Bringing respect to 'decorative'art

''Decorative'' has long been a dirty word among art critics, and it is hardly any more respectable among art historians. Only Matisse in this century managed to overcome the stigma attached to that word, and he did it only by the force of his genius and by remaining firmly embedded in that portion of the French painterly tradition that celebrates elegance, the good life, and the depiction of beautiful women.

But even he had a difficult time of it, especially in the United States during the 1930s and early 1940s, when his richly colored and sumptuously patterned canvases seemed a bit too decorative and hedonistic for American tastes. It wasn't until his stunning paper cutouts appeared in the late 1940s that world opinion turned solidly in his favor and that the word ''decorative'' spoken in connection with his work lacked a pejorative overtone.
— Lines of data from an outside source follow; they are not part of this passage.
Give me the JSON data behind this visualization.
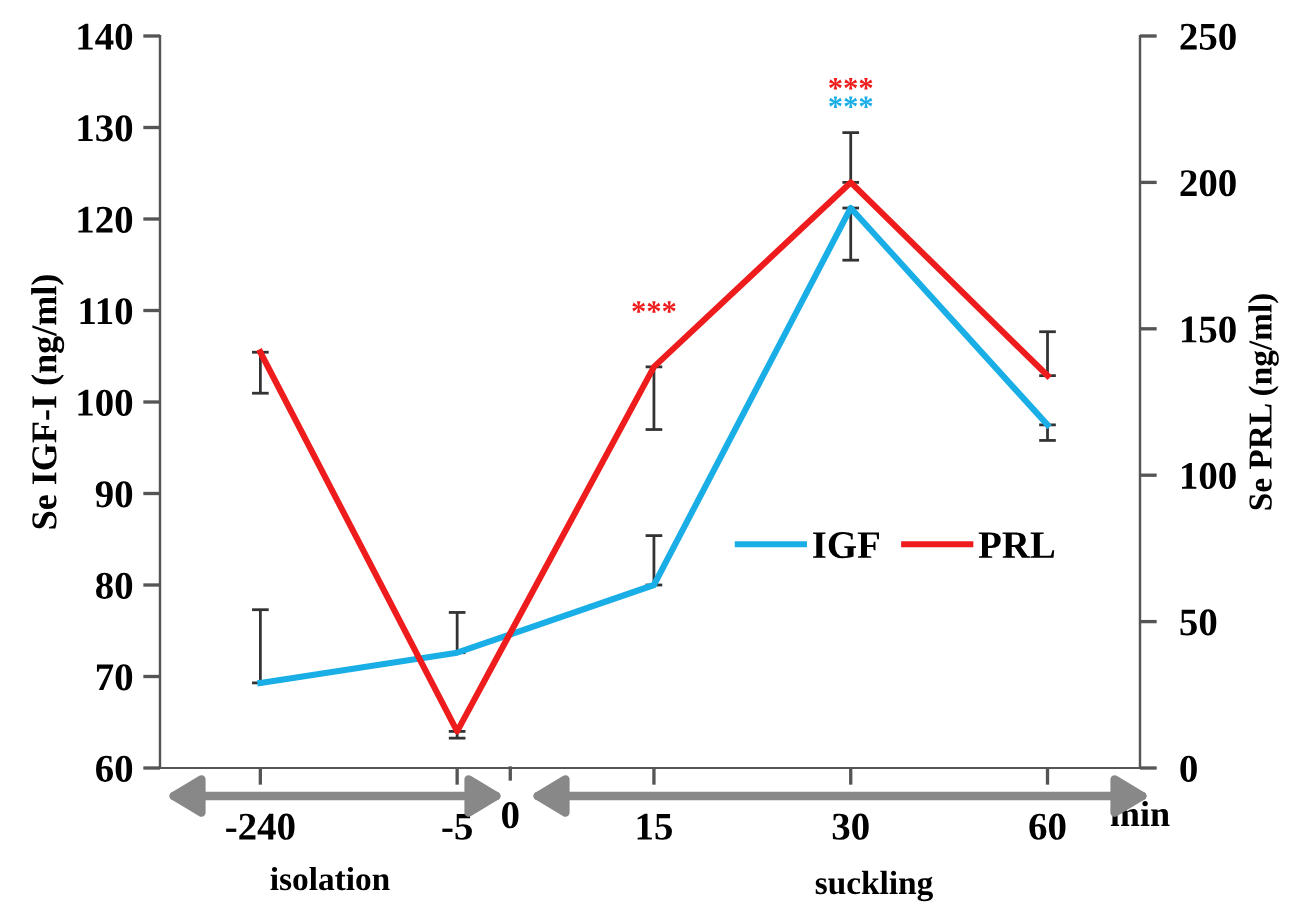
{
  "chart_data": {
    "type": "line",
    "ylabel": "Se IGF-I (ng/ml)",
    "y2label": "Se PRL (ng/ml)",
    "categories": [
      "-240",
      "-5",
      "15",
      "30",
      "60"
    ],
    "series": [
      {
        "name": "IGF",
        "color": "#1aaee6",
        "values": [
          69.3,
          72.6,
          80,
          121.2,
          97.5
        ],
        "errors": [
          [
            69.3,
            77.3
          ],
          [
            72.6,
            77
          ],
          [
            80,
            85.4
          ],
          [
            115.5,
            121.2
          ],
          [
            95.8,
            97.5
          ]
        ]
      },
      {
        "name": "PRL",
        "color": "#ee1c1c",
        "axis": "y2",
        "values": [
          142,
          12.5,
          137,
          200,
          134
        ],
        "errors": [
          [
            128,
            142
          ],
          [
            10.2,
            12.5
          ],
          [
            115.6,
            137
          ],
          [
            200,
            217
          ],
          [
            134,
            149
          ]
        ]
      }
    ],
    "ylim": [
      60,
      140
    ],
    "yticks": [
      60,
      70,
      80,
      90,
      100,
      110,
      120,
      130,
      140
    ],
    "y2lim": [
      0,
      250
    ],
    "y2ticks": [
      0,
      50,
      100,
      150,
      200,
      250
    ],
    "legend": "right",
    "grid": false,
    "marker": "none",
    "line_style": "solid",
    "annotations": [
      "***",
      "***",
      "***",
      "0",
      "min",
      "isolation",
      "suckling"
    ]
  }
}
Other artists, however, didn't do so well. Anyone wishing to diminish the significance of Miro, Pollock, Stella, or Noland, for instance, was certain to describe their work as decorative. And ''decorative'' remains among the most devastating words an art critic can apply to work that fails to meet his standards of seriousness and importance.

It was all the more fascinating, therefore, to watch the critical community react a few years ago to the work of several highly talented younger artists who proudly described their work as decorative and who insisted that the decorative impulse in art had previously been given a raw deal.
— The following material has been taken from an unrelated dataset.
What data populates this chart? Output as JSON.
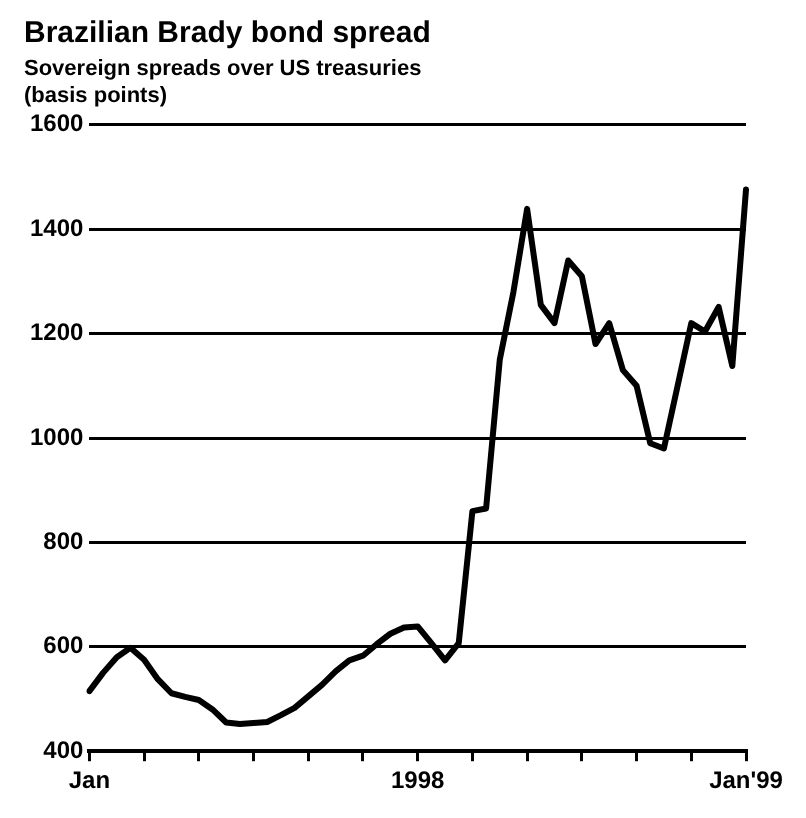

There were remarkably few screams of outrage from the critics (but then, such screams are increasingly rare these days) and a few warmly supportive reviews and articles. It obviously was an idea whose time had come, especially since most of the works that resulted from it didn't dramatically violate the dogma of two-dimensionality still in effect during the early 1970s.

I personally found many of these works attractive, but only rarely did one offer anything more than immediate sense-gratification, or leave me with anything significant once I had left its presence.
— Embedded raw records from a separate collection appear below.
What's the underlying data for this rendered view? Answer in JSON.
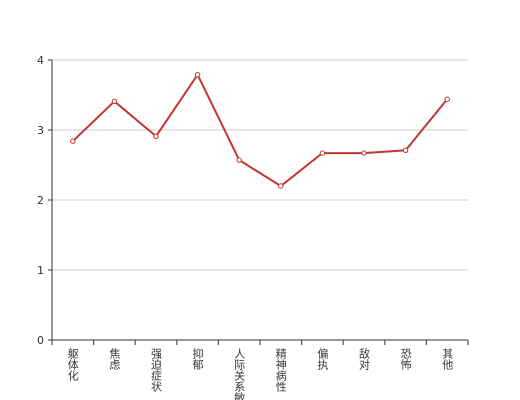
{
  "chart_data": {
    "type": "line",
    "categories": [
      "躯体化",
      "焦虑",
      "强迫症状",
      "抑郁",
      "人际关系敏感",
      "精神病性",
      "偏执",
      "敌对",
      "恐怖",
      "其他"
    ],
    "series": [
      {
        "color": "#c23531",
        "values": [
          2.84,
          3.41,
          2.91,
          3.79,
          2.57,
          2.2,
          2.67,
          2.67,
          2.71,
          3.44
        ]
      }
    ],
    "ylim": [
      0,
      4
    ],
    "yticks": [
      0,
      1,
      2,
      3,
      4
    ],
    "grid": true
  }
}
Among the exceptions were a few brightly colored and strongly patterned pieces by Robert Kushner. These seemed more coloristically and structurally sophisticated, more dynamically and shrewdly ''orchestrated'' than flatly patterned, and so appeared to fall more into the category of art rather than that of decoration.

I kept an eye on Kushner's work and was rewarded by seeing it grow in depth and range - and by the fact that it found increasingly favorable critical and curatorial approval. Of particular interest throughout all this was his continued insistence that decoration and art need not be antithetical and that Matisse need not be the only 20th-century artist for whom decoration could also be art.

I recently spent an afternoon in Kushner's studio and then paid a visit to his then-running one-man show at the Holly Solomon Gallery here. I had gone to his studio to discuss the issue of decoration with him and to see a few vorks ''in progress,'' and I had gone to his gallery to see how well his ideas and theories had translated into his most recent work.

They had done so remarkably well, not only in his smaller works on paper and in his prints, but in his very large fabric pieces as well. In fact, I came away from his exhibition quite convinced that he is beginning to really pull it off and that, in his case at least, decorative is by no means a pejorative term.

The big problem with most purely decorative work is that it is static and does little but hang on a wall and look pretty - or beautiful, if it happens to be an exceptional piece. Such work was designed to create an aura of well-being, comfort, even luxury. Its function is to please, to enrich, and to beautify an environment. Nothing more.

This is definitely not the case with Kushner's often-huge wall hangings made of various fabrics stitched together and then worked over in strategic places with acrylic paints. Although essentially flat brilliantly colored, richly patterned, and dramatically decorative, they do not just hang on the wall and look pretty. Far from it. They represent too much dynamic energy, too much coloristic and structural tension, ever to do that. If anything, they'd be more at home among strongly Expressionist works than among most decorative ones.

The last thing Kushner's pieces are is static, and that's because he knows that even flat surfaces can suggest depth, space, movement, and high drama. That even perfectly flat shapes, textures, and colors can interact as forcefully as two football teams crashing together, or as elegantly as ballet dancers performing on a stage.

Most of all, Kushner understands color. He knows that colors can be made to be as meek as lambs or as ferocious as hungry wolves. He knows, for instance, that greens can affect pinks in a certain way when placed between two reds, but that they will act quite differently if placed above a purple and a brown. He knows this and a great deal more about color, and because he does, he can orchestrate it and the shapes, textures, and lines he uses to achieve the precise thematic and formal effects he desires.

Kushner, in short, is an artist, not a decorator. He is interested in articulating and conveying ideas and emotions, in projecting personal and cultural ideals and attitudes, and in interacting with the significant art of today and of the past. He is not interested in merely making handsome things to hang on a wall, and he is even less interested in designing pretty wall pieces whose primary function is to create feelings of comfort and well-being.

Kushner's works project the kind of visual drama and authority only found in genuine art. That he prefers a decorative format to other more traditionally painterly ones becomes increasingly beside the point as his work matures and leaves its mark. What matters, after all, is the use to which an artist puts his techniques and tools, not the use to which others put them.